3x5000 2: Początek podróży i góra Ararat
| Izabela Borkowska & Roman Przybylski
|
|
 |
Ararat.Wschodnia Turcja |
Nasza wyprawa polegała na zdobyciu trzech wygasłych wulkanów – Ararat (5137 m n.p.m.), Damavand (5671 m n.p.m.) oraz Kazbek (5037 m n.p.m.). Wyruszyliśmy z Zakopanego 22 lipca i po kilku dniach podróży różnymi środkami lokomocji przez Słowację, Węgry, Serbię i Bułgarię dotarliśmy do miejscowości Dogubayazit.
 |
Dziecko Kurdyjskie.Wschodnia Turcja |
To miasto leży we wschodniej Turcji u podnóża góry Ararat, która była naszym pierwszym celem. Mierzący 5137 metrów Ararat, wraz z towarzyszącym mu Małym Araratem, dominuje nad pograniczem Iranu i Turcji. Niegdyś ludzie szukali na zboczach góry szczątków arki Noego, by znaleźć świadectwa biblijnego potopu.
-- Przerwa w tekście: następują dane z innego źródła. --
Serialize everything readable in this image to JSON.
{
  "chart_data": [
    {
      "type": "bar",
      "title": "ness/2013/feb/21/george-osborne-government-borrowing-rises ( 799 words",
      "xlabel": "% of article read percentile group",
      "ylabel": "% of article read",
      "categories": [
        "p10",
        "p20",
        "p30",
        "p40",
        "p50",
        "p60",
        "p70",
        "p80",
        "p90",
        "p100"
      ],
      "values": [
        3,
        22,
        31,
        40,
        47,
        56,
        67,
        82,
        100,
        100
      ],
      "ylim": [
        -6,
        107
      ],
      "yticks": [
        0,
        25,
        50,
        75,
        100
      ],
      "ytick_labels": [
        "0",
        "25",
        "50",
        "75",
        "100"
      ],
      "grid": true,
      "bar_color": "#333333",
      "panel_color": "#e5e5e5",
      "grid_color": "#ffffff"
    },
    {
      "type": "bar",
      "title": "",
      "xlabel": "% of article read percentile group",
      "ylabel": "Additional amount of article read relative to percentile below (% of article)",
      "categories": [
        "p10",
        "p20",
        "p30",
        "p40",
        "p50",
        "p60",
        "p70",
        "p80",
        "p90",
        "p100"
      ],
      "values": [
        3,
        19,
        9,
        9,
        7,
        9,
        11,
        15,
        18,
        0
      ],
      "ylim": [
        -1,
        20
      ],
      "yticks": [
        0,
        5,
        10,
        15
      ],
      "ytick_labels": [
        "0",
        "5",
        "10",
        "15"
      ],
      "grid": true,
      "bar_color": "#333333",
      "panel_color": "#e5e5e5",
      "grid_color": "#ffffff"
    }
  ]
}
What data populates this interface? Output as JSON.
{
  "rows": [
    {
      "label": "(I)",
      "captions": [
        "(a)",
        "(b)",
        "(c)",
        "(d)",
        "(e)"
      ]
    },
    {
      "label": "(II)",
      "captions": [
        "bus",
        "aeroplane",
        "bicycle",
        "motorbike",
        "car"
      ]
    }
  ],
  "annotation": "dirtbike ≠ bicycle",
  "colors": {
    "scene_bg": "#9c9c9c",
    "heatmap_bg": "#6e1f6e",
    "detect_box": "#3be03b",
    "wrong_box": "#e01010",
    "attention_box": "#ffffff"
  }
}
Dziś wiadomo, że około 7500 lat temu doszło do wylewu Morza Czarnego, który mógł stać się podstawą antycznego mitu o potopie.
 |
Tragarz na zboczach Araratu |
U podnóża Araratu leży miasto Dogubayazit, które nie jest przyjemnym miejscem, ponieważ tubylcy są bardzo nachalni – ciągle proponują odpłatne wejście na Ararat. Dzieci śmiało wymuszają datki pieniędzy – prawie wszyscy mają tam „dolary w oczach”!
 |
Kurdyjka mieszkająca u podnóża Araratu |
Postanowiliśmy wspiąć się na szczyt Araratu nowym stylem; nie był to alpejski, ani klasyczny – był to styl partyzancki polegający na zdobyciu góry tak, aby nikt o tym nie wiedział i w jak najkrótszym czasie. Domyślacie się na pewno dlaczego taki styl? Powiem krótko: na Ararat należy koniecznie wynająć przewodnika, który bierze od 300$ do 1000$ za wejście od osoby, cena zależy od narodowości! Targuj się zawsze i wszędzie! W cenę tę wliczone jest podjechanie samochodem terenowym na wysokość około 2000 m n.p.m., następnie transport bagaży na koniach do bazy na 4200 m n.p.m., wyżywienie oraz, co najważniejsze, uniknięcie „military problem” w trakcie zdobywania góry.
 |
Kurdyjka. Wschodnia Turcja |
Co jednak jest zaskakujące, a jednocześnie świetnie odzwierciedla tamtejsze „klimaty”, za wodę w bazie, doprowadzoną gumową rurką ze źródła, trzeba płacić 2$/litr. Wykupując taką wyprawę w miejscowym biurze turystycznym, których jest mnóstwo w Dogubeyazit, ma się również zapewnione usługi przewodnickie, które jednak, naszym zdaniem, są zbędne. Trudno się zgubić na zboczach tej góry.
 |
Pasterz na zboczach biblijnego Araratu.Wschodnia Turcja |
Pierwszy obóz rozbiliśmy na wysokości 1500 m n.p.m., tam spędziliśmy noc, która była ciężka i męcząca z powodu bezsenności. Kolejnego dnia weszliśmy na wysokosc około 3100 m n.p.m., a nastepnie 4200 m n.p.m., tam przeczekaliśmy 6 godzin i o 2:00 zdecydowaliśmy się na atak szczytowy z trzema tureckimi alpinistami. O godzinie 9:00 na naszych twarzach pojawiły się uśmiechy, bo biblijna góra została zdobyta. Niestety, nie była ona gościnna, przywitała nas zamiecią śnieżną i gradem. Nic nie było widać tylko „biel i mleko”. Ararat jest łatwą górą pod względem technicznym, wystarczy ciepło się ubrać, zabrać raki i czekan.
W drodze powrotnej poznaliśmy tubylców z innej strony, byli tym razem życzliwi i mili – pewnie dlatego, że już nie mogli na nas zarobić.